Don't get it. How is -2.4 different from (-2.4)? All those parens do is form a group, which so far as I can tell does nothing here. Or am I missing something?

And since when does -2.4 ^ 3.999 yield a complex number?

BTW, Windows calculator doesn't allow fractional exponents, at least so far as I could tell. (Gives me "invalid input".)
Assembly language programming should be fun. That's why I do it.

jack

hi  NoCforMe
the expression -2.4 is interpreted as the negative of 2.4, the - operator (sign) is not bound to the number 2.4
the expression -2.4 ^ 3.999 means the negative of 2.4 ^ 3.999 which is not complex but (-2.4) ^ 3.999 is complex
when you enter 2.4 in the calculator and then negate the number and then try to raise to some power it's as if you had entered (-2.4) ^ some power

NoCforMe

I still think you're wrong.

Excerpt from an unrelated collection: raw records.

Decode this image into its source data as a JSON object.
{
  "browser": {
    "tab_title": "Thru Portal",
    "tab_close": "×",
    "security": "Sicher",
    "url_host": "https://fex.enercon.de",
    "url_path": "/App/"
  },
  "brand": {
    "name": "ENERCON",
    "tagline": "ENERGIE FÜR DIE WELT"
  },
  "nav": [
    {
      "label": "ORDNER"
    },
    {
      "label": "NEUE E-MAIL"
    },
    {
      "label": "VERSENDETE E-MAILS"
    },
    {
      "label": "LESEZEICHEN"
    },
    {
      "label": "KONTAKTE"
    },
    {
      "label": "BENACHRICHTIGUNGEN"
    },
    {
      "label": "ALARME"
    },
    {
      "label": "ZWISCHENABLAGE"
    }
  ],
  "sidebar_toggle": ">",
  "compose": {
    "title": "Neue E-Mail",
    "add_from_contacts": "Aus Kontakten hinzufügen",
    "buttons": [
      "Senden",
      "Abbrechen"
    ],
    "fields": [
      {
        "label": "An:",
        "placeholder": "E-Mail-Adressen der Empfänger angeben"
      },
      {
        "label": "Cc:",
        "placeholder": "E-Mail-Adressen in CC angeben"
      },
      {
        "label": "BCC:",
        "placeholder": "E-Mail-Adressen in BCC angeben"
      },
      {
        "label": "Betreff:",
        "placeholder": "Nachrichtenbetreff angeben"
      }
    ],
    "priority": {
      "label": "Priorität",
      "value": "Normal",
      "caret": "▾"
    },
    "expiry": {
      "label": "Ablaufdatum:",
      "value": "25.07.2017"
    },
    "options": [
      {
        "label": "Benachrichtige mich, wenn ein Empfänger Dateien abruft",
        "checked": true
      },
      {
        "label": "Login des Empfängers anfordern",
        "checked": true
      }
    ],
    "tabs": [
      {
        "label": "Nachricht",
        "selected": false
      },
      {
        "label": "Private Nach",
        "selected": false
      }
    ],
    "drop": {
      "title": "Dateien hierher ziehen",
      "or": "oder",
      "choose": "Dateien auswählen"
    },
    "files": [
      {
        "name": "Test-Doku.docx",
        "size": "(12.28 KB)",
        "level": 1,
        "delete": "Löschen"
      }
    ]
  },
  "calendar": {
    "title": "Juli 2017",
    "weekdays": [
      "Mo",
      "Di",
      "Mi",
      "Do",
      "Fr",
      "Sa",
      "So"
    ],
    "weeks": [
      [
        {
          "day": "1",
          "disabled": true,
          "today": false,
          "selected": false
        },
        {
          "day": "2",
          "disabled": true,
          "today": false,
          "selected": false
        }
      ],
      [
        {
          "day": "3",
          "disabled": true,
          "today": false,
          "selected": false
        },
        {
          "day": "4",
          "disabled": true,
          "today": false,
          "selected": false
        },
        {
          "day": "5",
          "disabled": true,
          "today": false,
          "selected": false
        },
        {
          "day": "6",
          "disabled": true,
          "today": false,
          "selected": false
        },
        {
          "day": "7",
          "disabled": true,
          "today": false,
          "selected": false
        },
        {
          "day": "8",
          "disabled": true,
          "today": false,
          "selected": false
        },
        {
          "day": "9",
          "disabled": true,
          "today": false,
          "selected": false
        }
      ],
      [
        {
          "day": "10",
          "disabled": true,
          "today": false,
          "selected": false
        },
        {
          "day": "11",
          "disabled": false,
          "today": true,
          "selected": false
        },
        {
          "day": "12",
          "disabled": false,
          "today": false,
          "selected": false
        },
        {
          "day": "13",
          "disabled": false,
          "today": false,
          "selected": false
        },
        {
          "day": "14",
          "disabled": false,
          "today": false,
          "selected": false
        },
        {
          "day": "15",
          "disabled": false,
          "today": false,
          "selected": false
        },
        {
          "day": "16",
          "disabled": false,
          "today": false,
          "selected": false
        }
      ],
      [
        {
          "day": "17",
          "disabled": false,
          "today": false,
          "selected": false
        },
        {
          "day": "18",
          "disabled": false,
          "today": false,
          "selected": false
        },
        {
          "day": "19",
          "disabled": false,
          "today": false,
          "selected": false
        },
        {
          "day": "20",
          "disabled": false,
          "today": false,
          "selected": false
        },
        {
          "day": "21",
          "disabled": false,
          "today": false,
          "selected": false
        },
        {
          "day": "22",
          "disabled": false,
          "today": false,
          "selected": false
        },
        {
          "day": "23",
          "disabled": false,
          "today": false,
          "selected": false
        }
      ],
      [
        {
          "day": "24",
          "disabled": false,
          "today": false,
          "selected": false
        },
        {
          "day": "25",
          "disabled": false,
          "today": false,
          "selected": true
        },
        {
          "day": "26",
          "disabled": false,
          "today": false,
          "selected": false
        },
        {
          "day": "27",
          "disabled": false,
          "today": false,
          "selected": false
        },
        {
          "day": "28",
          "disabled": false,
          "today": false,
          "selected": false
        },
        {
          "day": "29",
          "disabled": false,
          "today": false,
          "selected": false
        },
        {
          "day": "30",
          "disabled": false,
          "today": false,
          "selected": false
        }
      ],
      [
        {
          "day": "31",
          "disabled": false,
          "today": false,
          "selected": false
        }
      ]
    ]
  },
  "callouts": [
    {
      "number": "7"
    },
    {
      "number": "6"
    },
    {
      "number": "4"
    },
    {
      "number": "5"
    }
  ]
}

Perfectly OK to take the power of a negative number: the sign of the result flips between positive and negative:

-2^2 = 4
-2^3 = -8
-2^4 = 16
-2^5 = -32

and so on.

So far as complex numbers go, I think you're thinking of roots, not powers, as in i = sqrt(-1).

Amiright?
Assembly language programming should be fun. That's why I do it.

TimoVJL

This might been here earlier, in year 2019 ?
#include <stdio.h>
#include <math.h>
int __cdecl main(void)
{
for (double d = 1.7; d < 2.3; d += 0.1)
printf("%f\n", pow(-1.23, d));
return 0;
}
nan
nan
nan
1.512900
nan
nan
May the source be with you